In the middle school, many teachers believe standards-based grading has had a big impact on student learning. For eighth-grade teacher Ms.Jessica Ganet, it is not the first school she has worked at that has switched to standard-based grading. “This is my fourth school with standards-based grading, my third school with standards-based recording, and my third school that has been in the process of rolling out the standards,” Ms. Ganet said.
Ms. Ganet explained that while each school has been slightly different, replacing grades with standards has had a positive impact on the ways that a student now approaches their school work. “It really changes the conversation,” she said “You go from talking about ‘how can I get my grade up?’ to ‘can you help me work on this standard?’”
Eighth grade teacher Ms. Penny Giehl agreed. “I’m really excited for when that conversation changes to ‘how do I improve?’ or ‘you know, I’m really struggling with this standard; can you help me get there?’”
Assistant principal Katie Shefren explained the process. The standards help the students understand what they need to work on, instead of the students being left clueless on how they could do better.
Right now, the seventh and eighth grades have both grades and standards, while the fifth and sixth graders have grades fully eliminated from their report card.
For future seventh and eighth-grade report cards however, it is very undecided. Ms. Shefren said, “It’s definitely a conflicted area. On one hand we really like the idea of having no grades. While on the other hand, we have to get the students ready for high school, and in the high school, there are grades and we need to take that into consideration.”

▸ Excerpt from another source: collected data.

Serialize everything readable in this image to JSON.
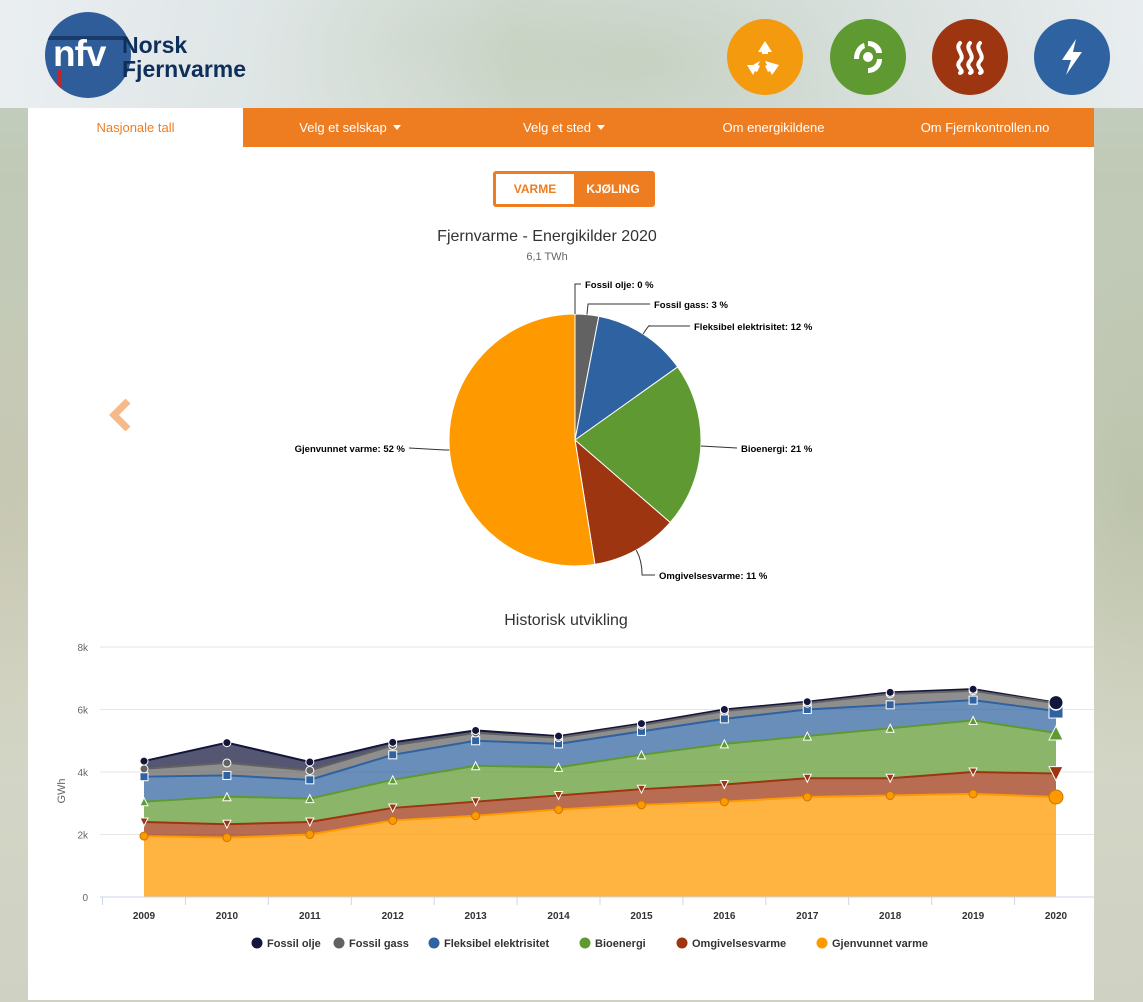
{
  "header": {
    "logo_text": "nfv",
    "brand_line1": "Norsk",
    "brand_line2": "Fjernvarme",
    "icons": [
      {
        "name": "recycle-icon",
        "color": "#f39a0e"
      },
      {
        "name": "bio-icon",
        "color": "#5e9a31"
      },
      {
        "name": "heat-icon",
        "color": "#9d3510"
      },
      {
        "name": "lightning-icon",
        "color": "#2f62a0"
      }
    ]
  },
  "nav": {
    "items": [
      {
        "label": "Nasjonale tall",
        "active": true,
        "dropdown": false
      },
      {
        "label": "Velg et selskap",
        "active": false,
        "dropdown": true
      },
      {
        "label": "Velg et sted",
        "active": false,
        "dropdown": true
      },
      {
        "label": "Om energikildene",
        "active": false,
        "dropdown": false
      },
      {
        "label": "Om Fjernkontrollen.no",
        "active": false,
        "dropdown": false
      }
    ]
  },
  "toggle": {
    "varme": "VARME",
    "kjoling": "KJØLING"
  },
  "chart_data": [
    {
      "type": "pie",
      "title": "Fjernvarme - Energikilder 2020",
      "subtitle": "6,1 TWh",
      "slices": [
        {
          "label": "Fossil olje",
          "value": 0,
          "text": "Fossil olje: 0 %",
          "color": "#14153a"
        },
        {
          "label": "Fossil gass",
          "value": 3,
          "text": "Fossil gass: 3 %",
          "color": "#626262"
        },
        {
          "label": "Fleksibel elektrisitet",
          "value": 12,
          "text": "Fleksibel elektrisitet: 12 %",
          "color": "#2f62a0"
        },
        {
          "label": "Bioenergi",
          "value": 21,
          "text": "Bioenergi: 21 %",
          "color": "#5e9a31"
        },
        {
          "label": "Omgivelsesvarme",
          "value": 11,
          "text": "Omgivelsesvarme: 11 %",
          "color": "#9d3510"
        },
        {
          "label": "Gjenvunnet varme",
          "value": 52,
          "text": "Gjenvunnet varme: 52 %",
          "color": "#ff9900"
        }
      ]
    },
    {
      "type": "area",
      "stacked": true,
      "title": "Historisk utvikling",
      "ylabel": "GWh",
      "ylim": [
        0,
        8000
      ],
      "yticks": [
        0,
        2000,
        4000,
        6000,
        8000
      ],
      "ytick_labels": [
        "0",
        "2k",
        "4k",
        "6k",
        "8k"
      ],
      "x": [
        "2009",
        "2010",
        "2011",
        "2012",
        "2013",
        "2014",
        "2015",
        "2016",
        "2017",
        "2018",
        "2019",
        "2020"
      ],
      "grid": true,
      "legend_position": "bottom",
      "series": [
        {
          "name": "Gjenvunnet varme",
          "color": "#ff9900",
          "marker": "circle",
          "values": [
            1950,
            1900,
            2000,
            2450,
            2600,
            2800,
            2950,
            3050,
            3200,
            3250,
            3300,
            3200
          ]
        },
        {
          "name": "Omgivelsesvarme",
          "color": "#9d3510",
          "marker": "triangle-down",
          "values": [
            450,
            430,
            400,
            400,
            450,
            450,
            500,
            550,
            600,
            550,
            700,
            750
          ]
        },
        {
          "name": "Bioenergi",
          "color": "#5e9a31",
          "marker": "triangle",
          "values": [
            650,
            880,
            750,
            900,
            1150,
            900,
            1100,
            1300,
            1350,
            1600,
            1650,
            1300
          ]
        },
        {
          "name": "Fleksibel elektrisitet",
          "color": "#2f62a0",
          "marker": "square",
          "values": [
            800,
            680,
            600,
            800,
            800,
            750,
            750,
            800,
            850,
            750,
            650,
            700
          ]
        },
        {
          "name": "Fossil gass",
          "color": "#626262",
          "marker": "circle",
          "values": [
            250,
            400,
            300,
            300,
            250,
            200,
            200,
            250,
            200,
            350,
            300,
            250
          ]
        },
        {
          "name": "Fossil olje",
          "color": "#14153a",
          "marker": "circle",
          "values": [
            250,
            650,
            270,
            100,
            80,
            50,
            50,
            50,
            50,
            50,
            50,
            20
          ]
        }
      ],
      "legend_order": [
        "Fossil olje",
        "Fossil gass",
        "Fleksibel elektrisitet",
        "Bioenergi",
        "Omgivelsesvarme",
        "Gjenvunnet varme"
      ]
    }
  ]
}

On the student side of things, eighth-grader Chloe Dubin thinks that grades should not be eliminated completely. “They prepare you for high school, and while standards are good for the actual learning, students need to be prepared for the way things are in high school, college, and beyond.”
Dubin said that while having a way to track your progress is useful, and standards help relieve a lot of stress and will in the end have a more positive impact in the middle school, there also comes a time where a student needs to see where they are in the same way that will be used for the rest of one’s education.
Overall though, students, teachers, and administrators believe the new way of reporting will be very beneficial. “I believe that the new standards-based grading will have a really positive long-term impact on our middle school community,” said Ms. Shefren.